Beyond PAM50: Unsupervised Discovery of Anomalous Subgroups in Breast Cancer
Beyond PAM50: Unsupervised Discovery of Anomalous Subgroups in Breast Cancer
gairola, t.
AbstractBreast invasive carcinoma (BRCA) exhibits molecular heterogeneity not fully captured by classifiers like PAM50. I applied an ensemble of four unsupervised anomaly detection algorithms Isolation Forest, One Class SVM, Local Outlier Factor, and Autoencoder to ~13,400 gene expression profiles from 1,218 TCGA-BRCA RNA-seq samples, identifying 41 High-Concordance Anomalies (HCAs) consistently flagged by three or more methods. HCAs showed marked downregulation of ~1,750 genes, strongly enriched for immune-related pathways such as T-cell activation and cytokine signaling, indicating an immune-cold phenotype. In contrast, ~160 upregulated genes were associated with metal ion response, metabolism, and developmental programs.

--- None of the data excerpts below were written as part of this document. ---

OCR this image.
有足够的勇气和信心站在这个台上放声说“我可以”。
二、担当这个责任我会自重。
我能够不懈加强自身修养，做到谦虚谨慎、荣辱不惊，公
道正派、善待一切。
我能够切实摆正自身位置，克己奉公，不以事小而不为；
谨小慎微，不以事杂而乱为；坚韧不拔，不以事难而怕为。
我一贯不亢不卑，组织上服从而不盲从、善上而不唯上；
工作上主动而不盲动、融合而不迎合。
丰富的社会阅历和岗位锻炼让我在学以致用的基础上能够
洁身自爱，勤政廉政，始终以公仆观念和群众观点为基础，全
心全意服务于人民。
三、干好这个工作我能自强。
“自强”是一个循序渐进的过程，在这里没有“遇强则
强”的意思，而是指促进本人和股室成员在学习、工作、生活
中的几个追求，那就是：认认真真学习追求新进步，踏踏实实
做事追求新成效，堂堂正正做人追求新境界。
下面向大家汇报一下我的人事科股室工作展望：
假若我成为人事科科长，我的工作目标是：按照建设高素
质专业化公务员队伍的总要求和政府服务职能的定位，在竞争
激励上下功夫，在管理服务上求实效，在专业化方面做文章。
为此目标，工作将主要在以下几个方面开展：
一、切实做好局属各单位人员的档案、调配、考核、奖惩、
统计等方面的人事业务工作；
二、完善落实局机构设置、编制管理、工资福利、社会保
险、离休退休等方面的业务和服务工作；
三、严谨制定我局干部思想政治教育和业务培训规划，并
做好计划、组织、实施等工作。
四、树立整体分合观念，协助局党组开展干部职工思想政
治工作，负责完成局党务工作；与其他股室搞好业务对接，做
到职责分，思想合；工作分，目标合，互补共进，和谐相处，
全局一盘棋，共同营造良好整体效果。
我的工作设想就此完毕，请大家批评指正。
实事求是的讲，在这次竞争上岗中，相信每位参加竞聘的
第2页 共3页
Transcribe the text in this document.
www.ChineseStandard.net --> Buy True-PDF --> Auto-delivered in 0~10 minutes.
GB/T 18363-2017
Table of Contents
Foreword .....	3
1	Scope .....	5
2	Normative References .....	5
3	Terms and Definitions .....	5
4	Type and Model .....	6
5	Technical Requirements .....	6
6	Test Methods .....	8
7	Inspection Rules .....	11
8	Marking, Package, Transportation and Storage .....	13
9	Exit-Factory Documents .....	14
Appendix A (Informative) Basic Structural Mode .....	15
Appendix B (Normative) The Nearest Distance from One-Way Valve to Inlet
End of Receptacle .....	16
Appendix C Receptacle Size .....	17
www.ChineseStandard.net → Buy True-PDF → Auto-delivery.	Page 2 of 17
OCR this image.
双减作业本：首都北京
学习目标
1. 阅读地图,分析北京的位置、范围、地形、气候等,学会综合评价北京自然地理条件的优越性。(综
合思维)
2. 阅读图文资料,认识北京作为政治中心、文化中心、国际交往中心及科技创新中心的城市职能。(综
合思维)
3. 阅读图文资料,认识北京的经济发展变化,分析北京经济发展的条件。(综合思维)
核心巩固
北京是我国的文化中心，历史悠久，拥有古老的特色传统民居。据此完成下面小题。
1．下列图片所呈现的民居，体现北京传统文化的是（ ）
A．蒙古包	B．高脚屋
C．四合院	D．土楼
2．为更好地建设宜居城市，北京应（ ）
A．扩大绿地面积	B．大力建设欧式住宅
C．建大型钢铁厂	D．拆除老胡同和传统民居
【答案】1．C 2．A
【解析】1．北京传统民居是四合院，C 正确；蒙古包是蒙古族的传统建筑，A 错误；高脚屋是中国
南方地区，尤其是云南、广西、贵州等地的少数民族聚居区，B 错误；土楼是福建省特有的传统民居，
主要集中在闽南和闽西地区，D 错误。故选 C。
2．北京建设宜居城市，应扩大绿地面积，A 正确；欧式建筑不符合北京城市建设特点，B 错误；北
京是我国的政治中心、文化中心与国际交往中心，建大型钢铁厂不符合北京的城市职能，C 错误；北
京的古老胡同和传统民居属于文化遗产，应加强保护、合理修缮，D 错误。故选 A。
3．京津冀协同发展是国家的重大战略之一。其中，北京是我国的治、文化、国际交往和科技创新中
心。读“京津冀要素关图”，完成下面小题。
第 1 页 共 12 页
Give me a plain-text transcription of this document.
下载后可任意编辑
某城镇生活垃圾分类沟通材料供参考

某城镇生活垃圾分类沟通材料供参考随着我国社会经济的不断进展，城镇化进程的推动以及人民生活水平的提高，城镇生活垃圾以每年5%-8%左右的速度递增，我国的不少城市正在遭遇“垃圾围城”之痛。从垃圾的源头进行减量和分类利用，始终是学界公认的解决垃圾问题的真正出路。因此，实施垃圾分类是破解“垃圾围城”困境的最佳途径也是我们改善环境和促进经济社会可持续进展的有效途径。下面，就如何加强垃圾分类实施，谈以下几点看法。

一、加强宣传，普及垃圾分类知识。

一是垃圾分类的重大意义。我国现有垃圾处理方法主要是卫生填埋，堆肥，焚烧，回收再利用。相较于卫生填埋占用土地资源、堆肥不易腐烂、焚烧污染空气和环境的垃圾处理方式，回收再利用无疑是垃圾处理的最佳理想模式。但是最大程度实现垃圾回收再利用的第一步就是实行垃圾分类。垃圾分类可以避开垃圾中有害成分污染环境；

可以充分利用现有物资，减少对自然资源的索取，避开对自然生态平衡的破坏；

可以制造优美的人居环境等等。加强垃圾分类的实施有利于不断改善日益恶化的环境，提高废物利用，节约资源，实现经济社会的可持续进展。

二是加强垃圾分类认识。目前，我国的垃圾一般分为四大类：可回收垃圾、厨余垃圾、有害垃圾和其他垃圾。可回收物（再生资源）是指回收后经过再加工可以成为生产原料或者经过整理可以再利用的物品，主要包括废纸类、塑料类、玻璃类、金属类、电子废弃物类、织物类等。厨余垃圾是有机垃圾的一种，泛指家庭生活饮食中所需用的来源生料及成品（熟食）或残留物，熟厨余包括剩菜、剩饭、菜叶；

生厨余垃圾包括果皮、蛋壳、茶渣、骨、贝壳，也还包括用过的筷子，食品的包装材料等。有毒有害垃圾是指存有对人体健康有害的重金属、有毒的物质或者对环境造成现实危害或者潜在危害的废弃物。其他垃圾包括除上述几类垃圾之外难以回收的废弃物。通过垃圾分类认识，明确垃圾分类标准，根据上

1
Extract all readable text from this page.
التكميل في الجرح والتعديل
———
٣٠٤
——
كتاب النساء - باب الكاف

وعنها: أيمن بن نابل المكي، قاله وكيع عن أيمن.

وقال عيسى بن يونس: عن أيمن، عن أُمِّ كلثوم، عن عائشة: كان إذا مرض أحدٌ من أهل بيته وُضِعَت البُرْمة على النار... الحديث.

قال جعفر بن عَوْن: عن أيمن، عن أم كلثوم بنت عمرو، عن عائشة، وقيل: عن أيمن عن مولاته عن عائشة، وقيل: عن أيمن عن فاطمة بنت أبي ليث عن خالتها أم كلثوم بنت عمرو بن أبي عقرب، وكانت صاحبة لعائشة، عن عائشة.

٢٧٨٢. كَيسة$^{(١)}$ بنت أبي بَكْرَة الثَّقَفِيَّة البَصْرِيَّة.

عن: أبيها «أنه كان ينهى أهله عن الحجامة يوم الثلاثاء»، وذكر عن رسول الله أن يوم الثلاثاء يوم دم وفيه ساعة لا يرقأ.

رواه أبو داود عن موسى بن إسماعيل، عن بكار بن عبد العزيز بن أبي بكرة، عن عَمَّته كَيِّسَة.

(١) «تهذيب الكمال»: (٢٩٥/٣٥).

Over half of the HCAs were PAM50_Unknown. Within the Basal-like subtype, a subset of HCAs (HCA-Basal, n=7) exhibited even stronger immune suppression, with 499 additional immune genes downregulated, defining an ultra-immune-cold variant. Upregulated genes in HCA-Basal lacked coherent pathway enrichment. While not statistically significant, HCA-Basal cases (n=5 with survival data) showed a trend toward poorer prognosis. These findings reveal a distinct, immune-suppressed BRCA subgroup often missed by current classifiers, with potential relevance for risk assessment and treatment.